Income Tax Appellate Tribunal rules that additions under Sections 68 and 69 cannot survive when transactions are properly explained through audited books of account, statutory returns, and complete banking records
Saloni Kumari | Feb 5, 2026 |
Income Tax: Section 68/69 Additions Fail When Proper Books, Returns and Bank Records Exist
Furnish Home has filed the present appeal in the ITAT Ahmedabad, challenging an order dated June 10, 2025, passed by the CIT(A)/NFAC Delhi under Section 250 of the Income Tax Act, 1961. The case is related to the Assessment Year 2017-18.
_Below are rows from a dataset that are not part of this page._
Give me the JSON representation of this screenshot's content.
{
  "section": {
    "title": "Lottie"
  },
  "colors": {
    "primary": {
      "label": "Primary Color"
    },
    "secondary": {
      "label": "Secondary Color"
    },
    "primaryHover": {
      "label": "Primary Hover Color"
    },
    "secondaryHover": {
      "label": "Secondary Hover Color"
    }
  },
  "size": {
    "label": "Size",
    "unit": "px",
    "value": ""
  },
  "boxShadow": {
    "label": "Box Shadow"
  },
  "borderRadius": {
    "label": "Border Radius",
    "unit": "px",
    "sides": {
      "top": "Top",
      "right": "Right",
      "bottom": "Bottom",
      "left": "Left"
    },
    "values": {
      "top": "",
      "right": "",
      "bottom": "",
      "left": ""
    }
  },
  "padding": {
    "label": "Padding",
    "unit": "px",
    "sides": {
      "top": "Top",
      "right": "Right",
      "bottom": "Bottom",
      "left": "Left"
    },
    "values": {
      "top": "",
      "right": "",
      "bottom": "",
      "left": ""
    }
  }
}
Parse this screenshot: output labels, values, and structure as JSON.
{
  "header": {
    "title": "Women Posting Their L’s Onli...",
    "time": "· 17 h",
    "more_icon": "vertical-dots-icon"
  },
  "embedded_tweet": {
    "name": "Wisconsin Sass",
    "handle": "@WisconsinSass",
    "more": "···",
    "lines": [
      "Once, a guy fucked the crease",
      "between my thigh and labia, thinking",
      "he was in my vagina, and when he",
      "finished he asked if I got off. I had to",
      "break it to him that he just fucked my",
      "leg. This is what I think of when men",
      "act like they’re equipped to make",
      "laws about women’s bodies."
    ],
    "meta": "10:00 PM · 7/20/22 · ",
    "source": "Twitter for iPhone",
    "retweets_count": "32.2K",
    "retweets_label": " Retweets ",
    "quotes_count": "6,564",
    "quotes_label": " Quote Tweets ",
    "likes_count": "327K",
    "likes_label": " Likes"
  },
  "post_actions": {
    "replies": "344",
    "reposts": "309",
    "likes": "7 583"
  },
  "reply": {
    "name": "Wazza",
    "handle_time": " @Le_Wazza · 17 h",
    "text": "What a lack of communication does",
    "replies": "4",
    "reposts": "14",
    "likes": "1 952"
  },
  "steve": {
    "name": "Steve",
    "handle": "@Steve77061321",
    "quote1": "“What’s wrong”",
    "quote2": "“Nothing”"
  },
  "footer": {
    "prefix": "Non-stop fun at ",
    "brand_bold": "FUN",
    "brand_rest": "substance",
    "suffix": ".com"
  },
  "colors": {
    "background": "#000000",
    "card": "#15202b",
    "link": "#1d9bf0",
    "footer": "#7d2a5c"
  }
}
The assessee, Furnish Home, is a partnership firm that filed its income tax return (ITR) for the year in consideration, declaring a total loss amounting to Rs. 200,985. The Assessing Officer (AO) selected the case for scrutiny and completed the assessment, making an addition of about Rs. 1.20 Crore to the assessee’s income. These included unexplained cash deposits, cheque credits, and import payments. In conclusion, the assessee’s loss was converted into taxable income.
The aggrieved assessee filed an appeal before the CIT(A), who partially favoured the assessee by deleting most additions but sustained an addition of about Rs. 6.96 lakh concerning cash deposits. Neither the assessee nor the tax department was satisfied with this order; hence, both appealed before the ITAT Ahmedabad.
The assessee stated that the disputed deposits were made out of cash sales and withdrawals from the bank. To support this argument, the assessee furnished relevant documents, including audited books, VAT returns, and a bank certificate. When the tribunal examined the facts of the case and the ruling of the CIT(A), it found this partial addition unreasonable because the records and documents already supported the assessee’s explanation. In conclusion, the tribunal deleted the completed addition related to cash deposits and allowed the assessee’s appeal.
The second issue was related to cheque credits of Rs. 51 lakh. The assessee proved that these were partner contributions, customer payments, and refunds of advances and also submitted relevant documents (PAN details, bank records, invoices, and confirmations) proving the same. Since the tax officer did not raise any solid argument disproving the same and also did not bring any contrary evidence, both the CIT(A) and ITAT held that the credits were genuine and deleted the addition completely.
The third issue concerned import payments and customs duty, which were treated as unexplained investments by the Assessing Officer (AO). The assessee explained them all, supporting relevant documents including invoices, bills of entry, bank remittances, and audited accounts proving genuine imports. As the AO could not object to these documents, the tribunal admitted the ruling of the CIT(A) and deleted the related addition.
Finally, the tribunal accepted the genuine business loss for the year but confirmed that the loss could not be carried forward because the return was filed late. Overall, the tribunal allowed the assessee’s appeal in full and dismissed the tax department’s appeal.